Вошел местный резник — человек, весьма популярный в городе; когда-то, после расторжения помолвки, он ходил к реб Гедалье, как доверенный Бурнесов. Он сказал:

— Иду теперь оттуда… Только что переписали завещание и разделили восемнадцать тысяч рублей прибыли, причитающейся от купцов из уездного города за участок большого кашперовского леса: двенадцать тысяч семьсот рублей пойдет на погашение долгов, а тысяча триста — в пользу общины.

Лицо у резника было унылое и озабоченное; у него был торжественный вид человека, отрешившегося от земной суеты, точно он только что совершил омовение, готовясь к некоему богоугодному делу.

Авроом-Мойше Бурнес, стоя возле него, курил одну папироску за другой; потом, отозвав гостя в кабинет, стал с ним советоваться:

— Как вы думаете, — пожалуй, следовало бы зайти теперь к реб Гедалье?

Вова, прошедший в кабинет вслед за отцом, прислушивался к разговору. Резник наморщил лоб:

— Что и говорить — понятно, следовало бы.

У Вовы гора свалилась с плеч. Он осторожно прокрался в темный коридор, туда, где висела его широкая дорожная доха, потихоньку оделся и бесшумно выскользнул на улицу.

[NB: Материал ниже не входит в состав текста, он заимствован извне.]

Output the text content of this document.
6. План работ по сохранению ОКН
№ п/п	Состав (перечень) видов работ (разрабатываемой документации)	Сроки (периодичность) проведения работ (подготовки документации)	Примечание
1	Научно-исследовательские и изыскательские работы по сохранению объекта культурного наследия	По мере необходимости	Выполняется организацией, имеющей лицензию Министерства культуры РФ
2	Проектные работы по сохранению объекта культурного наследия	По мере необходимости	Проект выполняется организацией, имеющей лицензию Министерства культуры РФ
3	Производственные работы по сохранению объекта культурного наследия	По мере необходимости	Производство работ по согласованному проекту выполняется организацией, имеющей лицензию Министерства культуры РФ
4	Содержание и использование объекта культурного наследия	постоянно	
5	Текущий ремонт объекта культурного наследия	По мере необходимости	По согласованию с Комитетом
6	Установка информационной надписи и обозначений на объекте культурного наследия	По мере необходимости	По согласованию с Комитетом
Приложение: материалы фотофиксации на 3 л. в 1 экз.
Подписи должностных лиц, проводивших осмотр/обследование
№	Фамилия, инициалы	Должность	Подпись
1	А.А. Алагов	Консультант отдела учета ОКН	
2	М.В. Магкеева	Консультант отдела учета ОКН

Боковыми улочками пробирался он к дому Гурвицов. Ноги вязли в глубоком свежевыпавшем снегу, а полы длинной и широкой дохи оставляли следы, волочась по земле. Было тихо после метели. Все кругом — и белая молчаливая ночь, и редкие, кое-где освещенные домишки — притаилось в немом ожидании, кануло в белесоватый сонный сумрак. В каком-то боковом переулке послышался вдруг резкий стук калитки, и женщина, вышедшая оттуда, громко закричала, обращаясь к соседке:

— Ничего, может быть, Бог еще сжалится над реб Гедальей — такого ли человека не пожалеть…

Вова увидел издали родственника Гурвицов, бывшего кассира, быстрым шагом направлявшегося к дому реб Гедальи, и поспешил вслед за ним:

— Одно только скажите: каково там? Плохо дело, а?

Кассир остановился и вздохнул:

— Да что уж хорошего? Беда, да и только.

Он, по-видимому, не удивился нисколько присутствию Вовы и говорил с ним, как с добрым приятелем реб Гедальи. Вова подошел ближе к дому; ему бросилась в глаза кучка людей, обступившая бывшего приказчика Гурвицов; приказчик рассказывал, что Гитл уже третьи сутки страдает невыносимой головной болью; сестра реб Гедальи неотлучно сидит подле нее в темной спальне и не позволяет ей подняться.